Et Paris fit payer le stationement des deux-roues

Elle avait profité avec un sentiment de soulagement du report de la mesure, prévéte le 1er janvier 2022. Ce jeudi matin, Sarah (le prénom a été changé) doit s’y faire. Cette employé de banque, qui travaille dans le center de Paris mais qui habite sa banlieue nord, devra choisir entre prendre les transports en commun ou continuer à prendre sa moto quitte à devoir payer son stationement.

What are they eating 1er septembre, l’usage des deux-roues dans la capitale bascule dans une dimension inconnue jusqu’ici dans la quasi-totalité des communes françaises : celui du stationingement payant. Quelle que soit sa cylindrée, un deux-roues à moteur thermique (les deux-roues électriques sont exemptés de la mesure), devra donc débourser pour se garer.
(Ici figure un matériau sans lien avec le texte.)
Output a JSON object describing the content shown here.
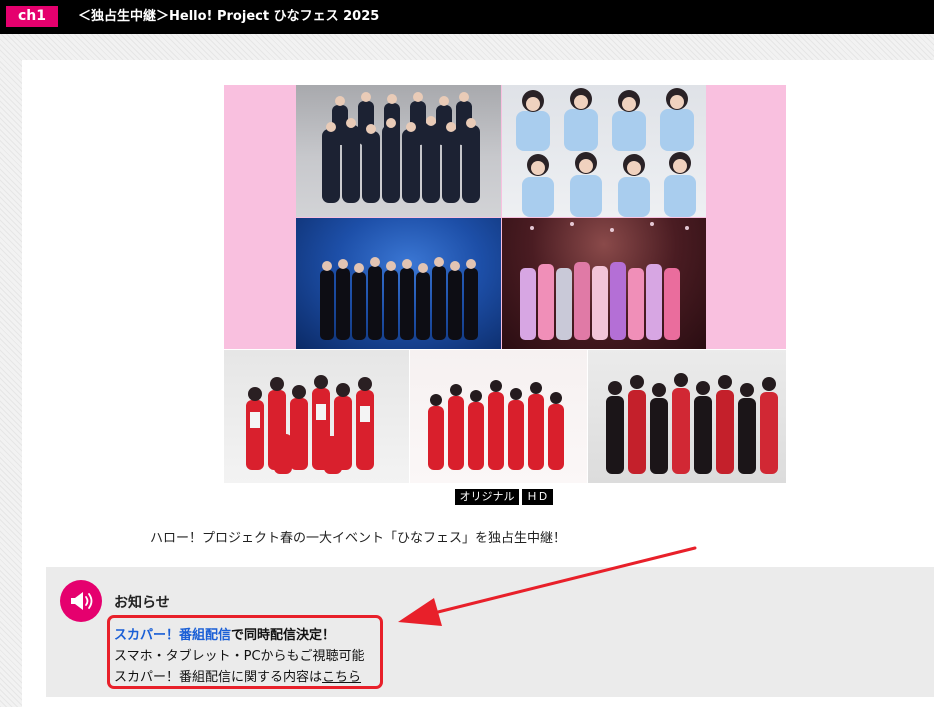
{
  "header": {
    "channel": "ch1",
    "title": "＜独占生中継＞Hello! Project ひなフェス 2025"
  },
  "program": {
    "tags": [
      "オリジナル",
      "ＨＤ"
    ],
    "description": "ハロー！プロジェクト春の一大イベント「ひなフェス」を独占生中継！"
  },
  "notice": {
    "heading": "お知らせ",
    "line1_link": "スカパー！番組配信",
    "line1_rest": "で同時配信決定！",
    "line2": "スマホ・タブレット・PCからもご視聴可能",
    "line3_text": "スカパー！番組配信に関する内容は",
    "line3_link": "こちら"
  },
  "icons": [
    "megaphone-icon"
  ],
  "colors": {
    "accent": "#e5006e",
    "link": "#1a5fd6",
    "annotation": "#e8202a",
    "key_visual_background": "#f9c0df"
  }
}
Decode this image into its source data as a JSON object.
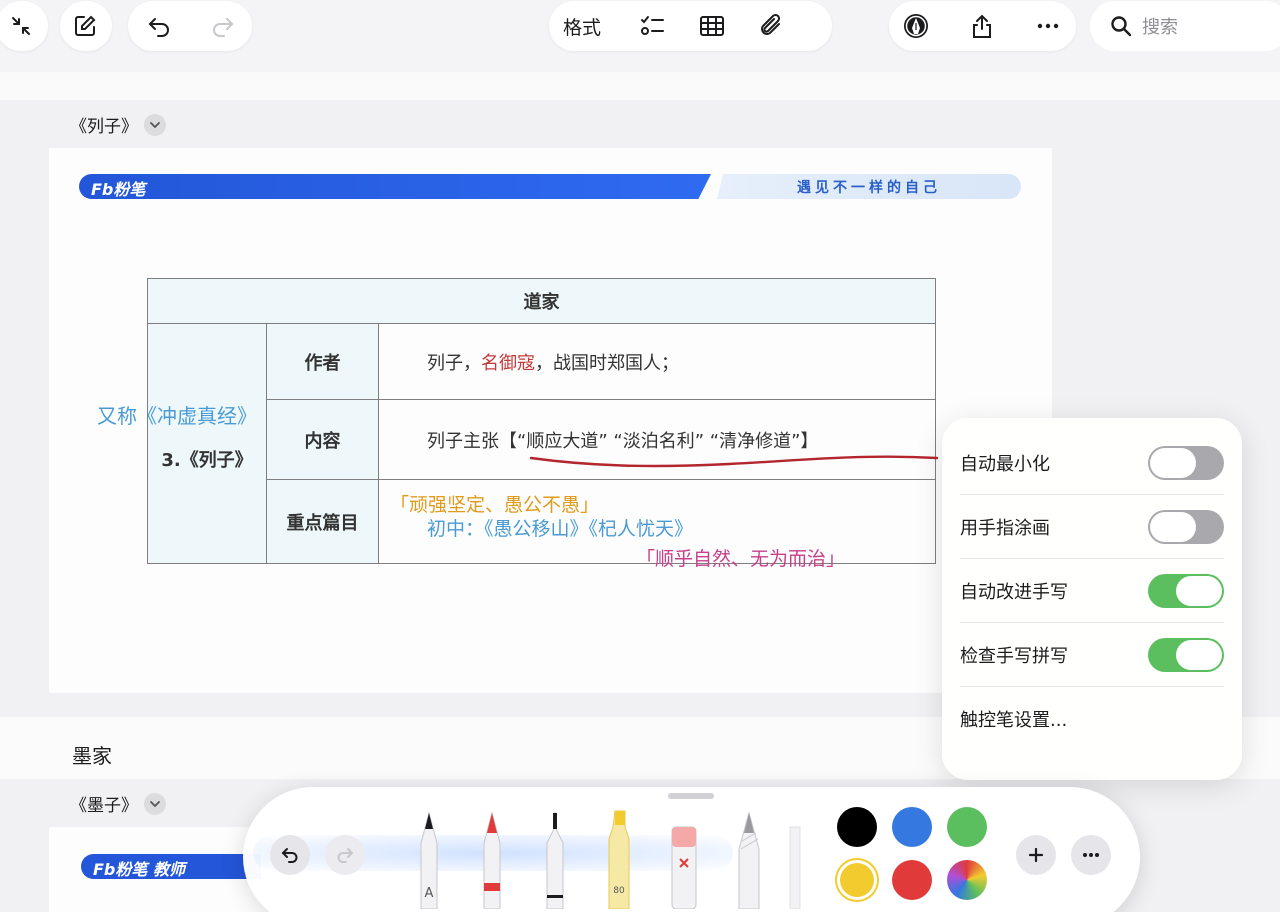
{
  "toolbar": {
    "format_label": "格式",
    "search_placeholder": "搜索"
  },
  "note": {
    "section1_title": "《列子》",
    "section2_heading": "墨家",
    "section3_title": "《墨子》"
  },
  "doc": {
    "banner_logo": "Fb粉笔",
    "banner_slogan": "遇见不一样的自己",
    "table": {
      "header": "道家",
      "left_label": "3.《列子》",
      "rows": [
        {
          "label": "作者",
          "pre": "列子，",
          "highlight": "名御寇",
          "post": "，战国时郑国人；"
        },
        {
          "label": "内容",
          "text": "列子主张【“顺应大道” “淡泊名利” “清净修道”】"
        },
        {
          "label": "重点篇目"
        }
      ]
    },
    "handwriting": {
      "alias": "又称《冲虚真经》",
      "quote1": "「顽强坚定、愚公不愚」",
      "stories": "初中：《愚公移山》《杞人忧天》",
      "quote2": "「顺乎自然、无为而治」"
    },
    "banner2_logo": "Fb粉笔 教师"
  },
  "popover": {
    "items": [
      {
        "label": "自动最小化",
        "on": false
      },
      {
        "label": "用手指涂画",
        "on": false
      },
      {
        "label": "自动改进手写",
        "on": true
      },
      {
        "label": "检查手写拼写",
        "on": true
      }
    ],
    "pencil_settings": "触控笔设置..."
  },
  "palette": {
    "highlighter_label": "80",
    "colors": [
      "#000000",
      "#3478e0",
      "#5bbf5f",
      "#f2cc2f",
      "#e03a3a",
      "multicolor"
    ],
    "selected_color": "#f2cc2f"
  }
}
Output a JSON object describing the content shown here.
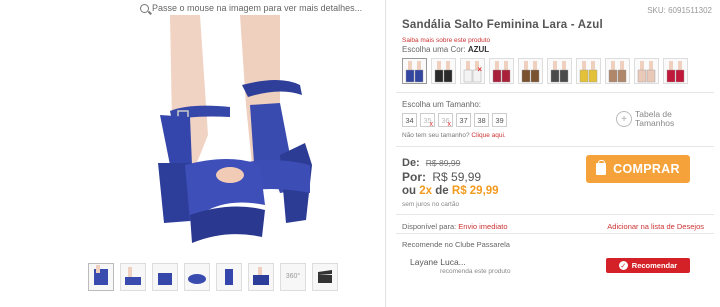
{
  "gallery": {
    "hint": "Passe o mouse na imagem para ver mais detalhes...",
    "thumb_360_label": "360°"
  },
  "product": {
    "sku": "SKU: 6091511302",
    "title": "Sandália Salto Feminina Lara - Azul",
    "more_link": "Saiba mais sobre este produto",
    "color_label": "Escolha uma Cor:",
    "color_value": "AZUL",
    "swatch_colors": [
      "#3346a0",
      "#2a2a2a",
      "#f3f3f3",
      "#a9213b",
      "#7a5230",
      "#4a4a4a",
      "#e3c23a",
      "#b0876a",
      "#e9c9b8",
      "#c0183a"
    ],
    "size_label": "Escolha um Tamanho:",
    "sizes": [
      "34",
      "35",
      "36",
      "37",
      "38",
      "39"
    ],
    "size_help": "Não tem seu tamanho?",
    "size_help_link": "Clique aqui.",
    "size_table_line1": "Tabela de",
    "size_table_line2": "Tamanhos"
  },
  "price": {
    "de_label": "De:",
    "de_value": "R$ 89,99",
    "por_label": "Por:",
    "por_value": "R$ 59,99",
    "ou_label": "ou",
    "installments": "2x",
    "de_word": "de",
    "installment_value": "R$ 29,99",
    "no_interest": "sem juros no cartão"
  },
  "buy": {
    "label": "COMPRAR"
  },
  "availability": {
    "label": "Disponível para:",
    "value": "Envio imediato",
    "wishlist": "Adicionar na lista de Desejos"
  },
  "recommend": {
    "label": "Recomende no Clube Passarela",
    "user": "Layane Luca...",
    "user_sub": "recomenda este produto",
    "button": "Recomendar"
  },
  "colors": {
    "accent": "#f6a23a",
    "brand_red": "#d42027",
    "link_red": "#cc3333"
  }
}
Comme pour les voitures, de multiple tarifs sont prévous. Residential parking close to your home costs €0.75 per day or €4.50 per week on condition that you have an annual subscription of €22.50. En revanche, stationner dans une autre zone sera tarifé de 2 à 3 € l’heure selon l’arrondissement. En fait, Paris est coupé en deux zones, la plus chère correspondante aux 11 premiers arrondissements, du center, la moins chères aux neuf autres.

Already 10,000 demandes d’abonnement

Plusieres tarifs professionnels sont aussi disponibles, tout comme des abonnements mensuels dans certains parkings souterrains. À note qu’une inscription en ligne sur une platforme dedicatede est necessaire. Quant aux PV en cas de non-paiement, ils s’élèvent entre 25 € et 37.5 €, eux aussi en fonction de la zone.

Quelques jours avant la mise en œuvre de la mesure, un peu plus de 10,000 demandes auraitan été satisfaites selon la Ville, la majority pour des stationements résidentials. « C’est une mesure qui fait polemique, plein de gens ne sont pas contents, and reconnu auprès de l’AFP David Belliard, l’adjoint aux mobilités et à la transformation de l’espace public à la mairie de Paris. Mais il ya aussi plein de gens qui attendant cette mesure. »

Selon ce dernier, ces engins « qui prennent de la place sur l’espace public, qui font du bruit, et qui polluent » bénéficiaient d’un régime d’exemption. Pour la Mairie, il s’agit aussi de réponder à des « enjeux climatiques et de santé publique ».

42,000 specific places

L’un des buts de cette petite révolution est d’ailleurs de pusher les gens qui viennent à Paris à abandonner leurs engins au profit des transports en commun. According to the Mairie, 100,000 engins transiteraient au quotidien alors qu’environ 42,000 places specifiques leur sont dédiées (1). La nouvelle fait en tout cas craindre à certains users un nouvel afflux de voyageurs dans des réseaux déjà saturated aux heures de pointe.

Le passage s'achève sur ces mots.